August 20, 2010

Baker Botts Office

Corporate Update

Modification of Net Worth Standard for Determining Accredited Investor Status

On July 21, 2010 the President signed into law the Dodd-Frank Wall Street Reform and Consumer Protection Act (the “Dodd-Frank Act”). Effective immediately upon enactment of the Dodd-Frank Act, the net worth standard used for determining whether a natural person qualifies as an “accredited investor” was modified to exclude the value of one’s principal residence in determining whether such person has a net worth of at least $1 million. Prior to enactment of the Dodd-Frank Act, the value of a person’s principal residence was permitted to be included in the calculation of net worth for purposes of determining whether a person was an accredited investor.

Rule 501(a) of Regulation D defines the term “accredited investor” to include any natural person either (i) whose individual net worth, or joint net worth with the person’s spouse, exceeds $1 million at the time of the purchase, or (ii) whose individual income exceeds $200,000 (or joint income with the person’s spouse exceeds $300,000) in each of the two most recent years and who has a reasonable expectation of reaching the same income level in the year of the investment. The changes that went into effect on July 21, 2010 affect only the net worth standard. The annual income standards remain unchanged.

The Dodd-Frank Act specifies that the value of a person’s primary residence must be excluded from the calculation of such person’s net worth, but it does not address the treatment of a mortgage secured by a principal residence for purposes of determining an individual investor’s net worth. In a Compliance and Disclosure Interpretation issued on July 23, 2010, the Securities and Exchange Commission staff clarified that the amount of any mortgage secured by a person’s principal residence may also be excluded from the calculation of such person’s net worth in an amount not to exceed the fair market value of the principal residence. Therefore, negative equity in a principal residence needs to be included in the calculation of an individual investor’s net worth.

Who is affected by these changes?

Issuers that rely on the Regulation D safe harbor criteria for the private offering exemption under Section 4(2) of the Securities Act must be mindful of the new accredited investor standards imposed by the Dodd-Frank Act. To that end, issuers need to incorporate the modified net worth standard into their placement memoranda and the representations contained in their subscription documents for individual investors.

Private investment funds that rely on the exclusion from regulation as an investment company under Section 3(c)(1) (i.e., issuers having securities held by not more than 100 beneficial owners) (“3(c)(1) Funds”) typically limit their offerings to accredited investors. The new rules will limit the pool of potential investors for 3(c)(1) Funds.

Private investment funds that rely on the exclusion from regulation as an investment company under Section 3(c)(7) of the Investment Company Act (“3(c)(7) Funds”) generally should not be affected by the changes to the accredited investor standard because any individual investor who invests in a 3(c)(7) Fund is required to be a “qualified purchaser.” A “qualified purchaser” is defined in Section 2(a)(51) of the Investment Company Act to include a natural person who at the time of purchase owns not less than $5,000,000 in “investments” a term that excludes real estate used for personal purposes such as a principal residence.
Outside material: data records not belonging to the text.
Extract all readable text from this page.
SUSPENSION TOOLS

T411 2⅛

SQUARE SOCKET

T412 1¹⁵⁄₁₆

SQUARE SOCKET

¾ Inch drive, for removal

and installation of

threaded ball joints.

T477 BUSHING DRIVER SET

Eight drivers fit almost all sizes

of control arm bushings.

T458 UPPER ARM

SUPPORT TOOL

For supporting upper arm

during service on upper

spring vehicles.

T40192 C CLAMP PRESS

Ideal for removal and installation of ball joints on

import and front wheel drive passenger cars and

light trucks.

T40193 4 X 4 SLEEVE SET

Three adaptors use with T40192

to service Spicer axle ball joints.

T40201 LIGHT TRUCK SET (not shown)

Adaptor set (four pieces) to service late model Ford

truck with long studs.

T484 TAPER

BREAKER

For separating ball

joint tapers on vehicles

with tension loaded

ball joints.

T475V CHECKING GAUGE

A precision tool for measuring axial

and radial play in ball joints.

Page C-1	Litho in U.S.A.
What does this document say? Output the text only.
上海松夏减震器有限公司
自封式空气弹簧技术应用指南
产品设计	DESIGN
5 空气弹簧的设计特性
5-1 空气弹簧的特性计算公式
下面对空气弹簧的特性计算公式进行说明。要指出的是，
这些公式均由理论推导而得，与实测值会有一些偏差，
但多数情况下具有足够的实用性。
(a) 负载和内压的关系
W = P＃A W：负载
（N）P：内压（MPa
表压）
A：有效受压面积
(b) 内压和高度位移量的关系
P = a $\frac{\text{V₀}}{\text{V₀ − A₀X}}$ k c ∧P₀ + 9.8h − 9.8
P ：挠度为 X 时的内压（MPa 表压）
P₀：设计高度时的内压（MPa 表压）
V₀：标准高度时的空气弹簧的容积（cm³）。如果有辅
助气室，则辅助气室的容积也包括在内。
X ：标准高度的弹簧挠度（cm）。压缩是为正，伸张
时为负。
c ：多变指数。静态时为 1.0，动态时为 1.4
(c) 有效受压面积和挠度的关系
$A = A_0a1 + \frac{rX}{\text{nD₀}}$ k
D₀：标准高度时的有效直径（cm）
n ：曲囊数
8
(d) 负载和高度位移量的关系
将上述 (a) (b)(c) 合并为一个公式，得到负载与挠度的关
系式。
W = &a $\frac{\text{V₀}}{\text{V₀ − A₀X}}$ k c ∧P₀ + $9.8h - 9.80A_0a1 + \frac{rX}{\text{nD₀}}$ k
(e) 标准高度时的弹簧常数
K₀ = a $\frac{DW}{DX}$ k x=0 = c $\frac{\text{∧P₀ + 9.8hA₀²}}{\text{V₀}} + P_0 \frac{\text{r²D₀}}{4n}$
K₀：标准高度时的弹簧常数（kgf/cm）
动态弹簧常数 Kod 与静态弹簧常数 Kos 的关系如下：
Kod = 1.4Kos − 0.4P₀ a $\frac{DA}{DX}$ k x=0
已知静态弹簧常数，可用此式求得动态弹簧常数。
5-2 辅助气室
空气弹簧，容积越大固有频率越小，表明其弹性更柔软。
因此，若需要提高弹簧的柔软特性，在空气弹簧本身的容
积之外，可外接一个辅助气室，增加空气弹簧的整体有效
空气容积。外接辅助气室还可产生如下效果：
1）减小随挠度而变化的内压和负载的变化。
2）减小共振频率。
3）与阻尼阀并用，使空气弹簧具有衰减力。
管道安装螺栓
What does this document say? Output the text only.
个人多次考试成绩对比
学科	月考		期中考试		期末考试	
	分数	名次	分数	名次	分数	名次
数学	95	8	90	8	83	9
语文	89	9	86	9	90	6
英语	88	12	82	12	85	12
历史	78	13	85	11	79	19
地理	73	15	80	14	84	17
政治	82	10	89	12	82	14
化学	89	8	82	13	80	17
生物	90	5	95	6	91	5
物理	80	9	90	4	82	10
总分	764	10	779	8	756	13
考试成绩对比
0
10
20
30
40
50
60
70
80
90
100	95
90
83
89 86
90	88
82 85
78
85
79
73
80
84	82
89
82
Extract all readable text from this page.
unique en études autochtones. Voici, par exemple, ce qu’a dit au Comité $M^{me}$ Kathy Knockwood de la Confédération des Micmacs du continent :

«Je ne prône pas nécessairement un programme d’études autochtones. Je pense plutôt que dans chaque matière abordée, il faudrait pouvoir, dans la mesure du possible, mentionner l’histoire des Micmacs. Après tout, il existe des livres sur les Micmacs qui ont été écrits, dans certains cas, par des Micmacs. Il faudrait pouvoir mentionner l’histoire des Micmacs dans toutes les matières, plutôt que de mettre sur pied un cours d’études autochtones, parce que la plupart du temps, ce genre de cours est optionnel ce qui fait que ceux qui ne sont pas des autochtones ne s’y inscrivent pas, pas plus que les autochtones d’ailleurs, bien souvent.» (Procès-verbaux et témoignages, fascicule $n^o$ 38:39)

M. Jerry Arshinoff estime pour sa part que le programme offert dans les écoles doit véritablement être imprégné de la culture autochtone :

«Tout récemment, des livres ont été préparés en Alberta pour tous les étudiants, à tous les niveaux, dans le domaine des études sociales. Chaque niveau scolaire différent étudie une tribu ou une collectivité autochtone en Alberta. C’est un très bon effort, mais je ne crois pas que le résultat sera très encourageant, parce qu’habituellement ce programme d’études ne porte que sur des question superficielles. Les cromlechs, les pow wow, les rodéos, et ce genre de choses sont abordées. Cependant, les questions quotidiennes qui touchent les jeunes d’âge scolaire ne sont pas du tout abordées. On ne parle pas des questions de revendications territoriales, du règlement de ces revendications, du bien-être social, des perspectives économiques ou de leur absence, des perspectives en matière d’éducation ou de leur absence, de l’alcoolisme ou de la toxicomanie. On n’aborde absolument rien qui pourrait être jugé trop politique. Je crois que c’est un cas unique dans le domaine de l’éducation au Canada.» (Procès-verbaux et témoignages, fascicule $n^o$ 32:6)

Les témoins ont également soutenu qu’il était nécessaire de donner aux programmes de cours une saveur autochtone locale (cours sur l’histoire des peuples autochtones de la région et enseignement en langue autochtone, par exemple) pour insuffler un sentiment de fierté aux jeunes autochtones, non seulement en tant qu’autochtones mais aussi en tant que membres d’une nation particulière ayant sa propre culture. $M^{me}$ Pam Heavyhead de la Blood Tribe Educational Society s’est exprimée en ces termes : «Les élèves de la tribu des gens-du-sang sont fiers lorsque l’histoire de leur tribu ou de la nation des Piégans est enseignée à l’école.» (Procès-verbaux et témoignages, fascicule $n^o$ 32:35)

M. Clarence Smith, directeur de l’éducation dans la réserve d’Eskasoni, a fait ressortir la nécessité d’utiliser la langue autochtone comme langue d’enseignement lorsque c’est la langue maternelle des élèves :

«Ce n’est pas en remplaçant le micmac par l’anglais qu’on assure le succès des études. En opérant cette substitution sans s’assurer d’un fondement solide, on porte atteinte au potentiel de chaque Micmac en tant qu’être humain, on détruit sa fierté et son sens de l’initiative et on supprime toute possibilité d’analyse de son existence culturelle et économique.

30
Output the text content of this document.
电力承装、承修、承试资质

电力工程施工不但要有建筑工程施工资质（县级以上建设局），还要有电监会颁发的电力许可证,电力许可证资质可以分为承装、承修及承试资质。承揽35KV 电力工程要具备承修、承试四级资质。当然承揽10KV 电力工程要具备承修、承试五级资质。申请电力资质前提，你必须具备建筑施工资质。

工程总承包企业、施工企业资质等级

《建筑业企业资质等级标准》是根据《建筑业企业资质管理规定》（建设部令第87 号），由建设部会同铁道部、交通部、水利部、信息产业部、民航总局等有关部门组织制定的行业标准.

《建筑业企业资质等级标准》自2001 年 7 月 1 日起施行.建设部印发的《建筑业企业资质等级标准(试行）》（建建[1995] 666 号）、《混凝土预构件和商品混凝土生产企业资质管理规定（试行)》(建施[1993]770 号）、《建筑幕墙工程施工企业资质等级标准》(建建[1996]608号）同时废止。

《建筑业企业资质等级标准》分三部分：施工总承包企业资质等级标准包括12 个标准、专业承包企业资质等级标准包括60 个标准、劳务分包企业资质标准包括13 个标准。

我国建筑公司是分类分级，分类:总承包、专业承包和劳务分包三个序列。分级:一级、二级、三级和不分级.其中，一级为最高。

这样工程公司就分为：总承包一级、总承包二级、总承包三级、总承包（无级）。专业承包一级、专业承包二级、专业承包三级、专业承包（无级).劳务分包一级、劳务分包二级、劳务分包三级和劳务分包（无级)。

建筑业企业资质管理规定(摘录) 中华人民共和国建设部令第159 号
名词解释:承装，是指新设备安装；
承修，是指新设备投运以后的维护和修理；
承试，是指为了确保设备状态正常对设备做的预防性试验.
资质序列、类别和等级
As such, any natural person who is a “qualified purchaser” is very likely to be an “accredited investor” under the new net worth standard.

Looking Ahead

The net worth standard enacted by the Dodd-Frank Act is fixed by statute for four years—until July 21, 2014. The SEC is authorized at any time to amend or modify the other aspects of the definition of “accredited investor,” such as the income thresholds applicable to natural persons, by notice and comment rulemaking. However, we would expect the Commission not to implement further changes to the definition of “accredited investor” until the General Accountability Office (the “GAO”) issues a report on its study of the appropriate criteria for determining the financial thresholds or other criteria needed to qualify for accredited investor status and eligibility to invest in private funds. The GAO is required by the Dodd-Frank Act to issue this report not later than July 21, 2013.

At some point after July 21, 2014 and prior to July 21, 2018, and at least once every four years thereafter, the Commission is required to undertake a comprehensive review of the definition of “accredited investor” as it applies to natural persons and determine if modifications are appropriate.